Тем не менее язык не полностью утратил свое могущество. Отныне он обладает новыми возможностями воздействия. Во второй части романа Дон Кихот встречается с героями, читав­шими первый том текста и признающими его, реально суще­ствующего человека, как героя этой книги. Текст Сервантеса замыкается на самом себе, углубляется в себя и становится для себя предметом собственного повествования. Первая часть приключений играет во второй части ту роль, которая вначале выпадала на долю рыцарских романов. Дон Кихот должен быть верным той книге, в которую он и в самом деле превра­тился; он должен защищать ее от искажений, подделок, апо­крифических продолжений; он должен вставлять опущенные подробности, гарантировать ее истинность. Но сам Дон Кихот этой книги не читал, да и не стал бы читать, так как он сам — эта книга во плоти. Он так усердно читал книги, что стал было знаком, странствующим в мире, который его не узнавал; и вот вопреки своей воле, неведомо для себя он превратился в кни­гу, хранящую свою истинность, скрупулезно фиксирующую все, что он делал, говорил, видел и думал, — в книгу, которая в конце концов приводит к тому, что он узнан, настолько он похож на все те знаки, неизгладимый след которых он оставил за собой. Между первой и второй частями романа, на стыке этих двух томов и лишь благодаря им Дон Кихот обрел свою реальность, которой он обязан только языку, реальность, ос­тающуюся всецело в пределах слов. Истинность Дон Кихота не в отношении слов к миру, а в той тонкой и постоянной свя­зи, которую словесные приметы плетут между собой. Несостоя­тельная иллюзия эпопей стала возможностью языка выражать представления. Слова замкнулись на своей знаковой при­роде.
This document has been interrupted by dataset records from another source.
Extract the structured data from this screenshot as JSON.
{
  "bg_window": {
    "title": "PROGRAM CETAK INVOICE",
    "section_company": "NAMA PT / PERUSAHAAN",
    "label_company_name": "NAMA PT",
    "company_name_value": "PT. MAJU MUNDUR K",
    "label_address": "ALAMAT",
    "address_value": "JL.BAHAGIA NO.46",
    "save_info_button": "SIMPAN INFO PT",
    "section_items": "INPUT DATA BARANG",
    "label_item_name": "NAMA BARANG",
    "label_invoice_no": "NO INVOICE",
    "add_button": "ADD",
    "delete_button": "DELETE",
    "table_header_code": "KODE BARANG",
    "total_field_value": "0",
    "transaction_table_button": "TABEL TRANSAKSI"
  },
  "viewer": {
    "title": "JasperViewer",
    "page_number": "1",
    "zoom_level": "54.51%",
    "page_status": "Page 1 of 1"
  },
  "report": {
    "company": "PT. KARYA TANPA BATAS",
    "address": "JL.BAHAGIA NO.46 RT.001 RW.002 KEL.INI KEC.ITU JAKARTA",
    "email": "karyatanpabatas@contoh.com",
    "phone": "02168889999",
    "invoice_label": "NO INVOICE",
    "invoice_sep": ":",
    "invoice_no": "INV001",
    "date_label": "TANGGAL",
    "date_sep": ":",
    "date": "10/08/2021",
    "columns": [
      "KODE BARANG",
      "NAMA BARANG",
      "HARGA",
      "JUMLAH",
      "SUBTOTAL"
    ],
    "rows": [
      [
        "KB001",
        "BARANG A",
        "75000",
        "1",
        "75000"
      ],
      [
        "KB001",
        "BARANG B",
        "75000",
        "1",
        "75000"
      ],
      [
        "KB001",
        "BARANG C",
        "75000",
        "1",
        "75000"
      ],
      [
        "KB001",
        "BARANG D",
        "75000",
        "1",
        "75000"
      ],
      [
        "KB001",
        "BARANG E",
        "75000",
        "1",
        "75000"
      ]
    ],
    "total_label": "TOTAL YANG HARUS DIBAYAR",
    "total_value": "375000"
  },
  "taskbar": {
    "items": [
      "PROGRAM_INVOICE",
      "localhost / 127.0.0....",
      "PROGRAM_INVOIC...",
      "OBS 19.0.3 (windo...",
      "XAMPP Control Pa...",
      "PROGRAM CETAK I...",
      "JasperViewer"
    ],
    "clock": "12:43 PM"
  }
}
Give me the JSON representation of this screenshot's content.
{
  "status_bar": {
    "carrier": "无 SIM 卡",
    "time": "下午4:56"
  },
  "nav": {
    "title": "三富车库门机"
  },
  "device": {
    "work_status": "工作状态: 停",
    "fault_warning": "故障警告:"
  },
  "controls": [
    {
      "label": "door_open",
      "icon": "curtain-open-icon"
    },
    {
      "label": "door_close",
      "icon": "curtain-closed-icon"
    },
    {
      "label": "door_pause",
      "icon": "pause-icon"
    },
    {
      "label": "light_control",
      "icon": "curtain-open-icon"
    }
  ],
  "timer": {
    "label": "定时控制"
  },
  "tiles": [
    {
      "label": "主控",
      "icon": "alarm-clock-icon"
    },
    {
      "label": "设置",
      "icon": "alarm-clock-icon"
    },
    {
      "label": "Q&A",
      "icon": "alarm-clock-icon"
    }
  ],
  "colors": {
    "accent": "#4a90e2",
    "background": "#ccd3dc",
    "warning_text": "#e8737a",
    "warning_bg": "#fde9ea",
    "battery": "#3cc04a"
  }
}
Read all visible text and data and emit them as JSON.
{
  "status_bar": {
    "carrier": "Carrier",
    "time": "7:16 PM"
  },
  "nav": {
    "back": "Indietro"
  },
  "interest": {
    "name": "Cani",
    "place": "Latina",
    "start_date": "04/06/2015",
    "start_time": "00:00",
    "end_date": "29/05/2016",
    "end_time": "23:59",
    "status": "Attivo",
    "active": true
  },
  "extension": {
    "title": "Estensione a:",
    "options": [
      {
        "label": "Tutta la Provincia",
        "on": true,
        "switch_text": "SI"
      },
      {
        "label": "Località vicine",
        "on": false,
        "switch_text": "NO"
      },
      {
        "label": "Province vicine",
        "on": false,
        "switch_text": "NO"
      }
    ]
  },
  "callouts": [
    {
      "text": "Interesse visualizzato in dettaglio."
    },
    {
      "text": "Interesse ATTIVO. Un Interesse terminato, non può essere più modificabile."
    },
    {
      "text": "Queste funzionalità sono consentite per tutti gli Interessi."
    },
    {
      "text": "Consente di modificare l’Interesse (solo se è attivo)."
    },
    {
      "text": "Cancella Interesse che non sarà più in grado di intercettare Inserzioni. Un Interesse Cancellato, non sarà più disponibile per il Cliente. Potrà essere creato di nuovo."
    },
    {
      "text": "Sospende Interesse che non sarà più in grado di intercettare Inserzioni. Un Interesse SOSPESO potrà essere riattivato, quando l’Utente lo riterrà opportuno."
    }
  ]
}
«Дон Кихот» — первое из произведений нового времени, так как в нем видно, как жестокий закон тождеств и различий бес­конечно издевается над знаками и подобиями; так как язык по­рывает здесь со своим былым родством с вещами и входит в ту одинокую суверенность, из которой он возвратится в своем грубом бытии, лишь став литературой; так как сходство всту­пает здесь в эпоху, которая для него является эпохой безрас­судства и фантазии. После того как разъята связь подобия и знаков, могут возникать два вида практики, столкнуться два

персонажа. Сумасшедший, понимаемый не как больной, но как установленное и поддерживаемое отклонение от нормы, как необходимое проявление культуры, стал в практике западной цивилизации человеком необычных сходств. Этот персонаж, в том виде, в каком он изображался в романах или в театре эпохи барокко и в каком он постепенно институциализировался вплоть до психиатрии XIX века, сходит с ума в аналогии. Он безалаберный игрок в Тождественное и Иное. Он принимает вещи за то, чем они не являются, путает людей, не узнает своих друзей и узнает незнакомцев; ему кажется, что он срывает маски; но он же их налагает. Он переворачивает все ценности и все пропорции, так как каждое мгновение ему кажется, что он расшифровывает какие-то знаки: по его мнению, по одежде узнают короля. Вплоть до конца XVIII века сумасшедший с точки зрения культуры является Различающимся лишь в той мере, в какой Различие неведомо ему самому; везде он видит одни лишь сходства и знаки сходства; все знаки для него по­хожи друг на друга и все сходства значимы в качестве знаков. На другом конце пространства культуры, хотя вследствие своего симметричного положения и очень близко, стоит поэт, который за известными и ежедневно предвидимыми различи­ями находит скрытые формы родства вещей, их размытые по­добия. Под общепринятыми знаками и невзирая на них он улавливает другую речь, более глубокую, напоминающую о тех временах, когда сквозь универсальное подобие вещей просвечивали слова: Суверенность Тождественного, столь труд­ная для выражения, затушевывает в его языке различие знаков.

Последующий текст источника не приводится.